The odd thing is that this verb is attested with the meaning ‘shout’ in only one dialect in Tscheremissisches Wörterbuch, that of Krasnoufimsk in the Eastern Mari diaspora. Everywhere else, ueštaš (with an e that reduces and drops out dialectally) is met only in the meaning ‘to yawn’. In Etymologisches Wörterbuch des Tscheremissischen (Mari), Bereczki et al. reject the longstanding Uralic etymology for this word (some Ob-Ugric verbs for ‘yawn’) and instead propose a simple etymology from onamatopoeia: u, representing the sound one makes when shouting or yawning, followed by the denominal verb-forming suffix -Všt-.

The irregular correspondences in uštə̑š between the Mari dialects along with the fact that not all dialects have the verb from which it is derived, underscore how this noun must have been calqued by a dialect in relatively close contact with Tatar, and then mediated to the other dialects.

Uralic linguistics data on OpenStreetMap

I have used Openstreetmap.org a great deal while travelling, and being a GPS anorak, I’ve added a great deal of previously unrecorded streets, shops and other points of interest. It has become my usual map reference, superior to Google Maps in its libre nature and its surprisingly richer coverage of certain areas.

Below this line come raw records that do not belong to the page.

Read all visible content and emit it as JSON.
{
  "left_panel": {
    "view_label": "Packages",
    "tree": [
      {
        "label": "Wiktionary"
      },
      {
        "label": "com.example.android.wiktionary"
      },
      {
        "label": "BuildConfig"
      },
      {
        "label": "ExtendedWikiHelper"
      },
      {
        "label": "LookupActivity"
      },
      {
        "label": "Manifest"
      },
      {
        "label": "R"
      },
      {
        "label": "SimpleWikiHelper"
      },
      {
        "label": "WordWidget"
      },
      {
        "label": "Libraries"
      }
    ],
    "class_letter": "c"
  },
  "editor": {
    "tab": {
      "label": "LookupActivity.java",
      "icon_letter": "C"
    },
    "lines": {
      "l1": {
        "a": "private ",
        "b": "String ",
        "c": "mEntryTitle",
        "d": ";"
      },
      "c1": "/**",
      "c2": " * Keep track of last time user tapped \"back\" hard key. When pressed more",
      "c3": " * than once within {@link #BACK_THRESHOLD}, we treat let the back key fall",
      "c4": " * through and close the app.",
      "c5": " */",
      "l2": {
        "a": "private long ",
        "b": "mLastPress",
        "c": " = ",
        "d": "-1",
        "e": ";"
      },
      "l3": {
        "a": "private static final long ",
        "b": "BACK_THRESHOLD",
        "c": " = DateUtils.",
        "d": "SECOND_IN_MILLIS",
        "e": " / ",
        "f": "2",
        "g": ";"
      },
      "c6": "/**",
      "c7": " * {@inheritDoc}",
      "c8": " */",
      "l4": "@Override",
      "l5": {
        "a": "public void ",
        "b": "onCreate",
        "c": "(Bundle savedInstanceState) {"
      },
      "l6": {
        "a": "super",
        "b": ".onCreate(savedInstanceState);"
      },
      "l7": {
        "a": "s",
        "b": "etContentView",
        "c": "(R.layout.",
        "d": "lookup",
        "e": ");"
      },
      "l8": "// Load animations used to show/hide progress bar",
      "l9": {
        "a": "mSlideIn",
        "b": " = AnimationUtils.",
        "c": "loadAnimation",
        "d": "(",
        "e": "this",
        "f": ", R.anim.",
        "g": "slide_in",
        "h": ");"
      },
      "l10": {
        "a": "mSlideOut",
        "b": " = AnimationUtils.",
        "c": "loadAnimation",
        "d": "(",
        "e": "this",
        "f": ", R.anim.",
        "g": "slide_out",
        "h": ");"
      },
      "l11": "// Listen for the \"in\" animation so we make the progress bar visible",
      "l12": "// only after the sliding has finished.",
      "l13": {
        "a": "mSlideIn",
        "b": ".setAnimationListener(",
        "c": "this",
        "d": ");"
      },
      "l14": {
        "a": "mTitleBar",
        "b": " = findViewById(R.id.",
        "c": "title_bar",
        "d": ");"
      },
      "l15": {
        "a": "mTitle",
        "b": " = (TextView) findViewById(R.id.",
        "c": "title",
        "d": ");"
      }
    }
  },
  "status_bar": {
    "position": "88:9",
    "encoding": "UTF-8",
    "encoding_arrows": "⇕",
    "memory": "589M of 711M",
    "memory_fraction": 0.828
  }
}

While reading Paasonen’s Tscheremissischen Texte collected among the Mari of Bashkiria, I was curious where exactly these villages were. Paasonen describes them as centered around the small town of Čurajevo, 25 versts north of Birsk. That is roughly this map view.

Zoom in, and one will find that almost all of the villages that Paasonen lists still exist, at least nominally. There is also a village there named Oktyabr which, with some research, could probably be identified with one of Paasonen’s pre-revolutionary village names. The Mari names for these villages and one of the local rivers were missing, so I added them (OpenStreetMap allows one to specify different-language names for points by appending to the XML tag a colon followed by the ISO-639 code, so name:chm for Mari).

I’d like to see the Uralic/Altaic/etc. linguistics community add more of these details, not so much as a source of reliable toponymic data for scholarship – one still needs to mine archives – but at least to make it convenient for linguists to pull up the placenames they encounter in the old text collections and dictionaries. Just being able to see these Mari villages on the map makes the texts more enjoyable, and it elucidates some of Paasonen’s comments on inter-village communication.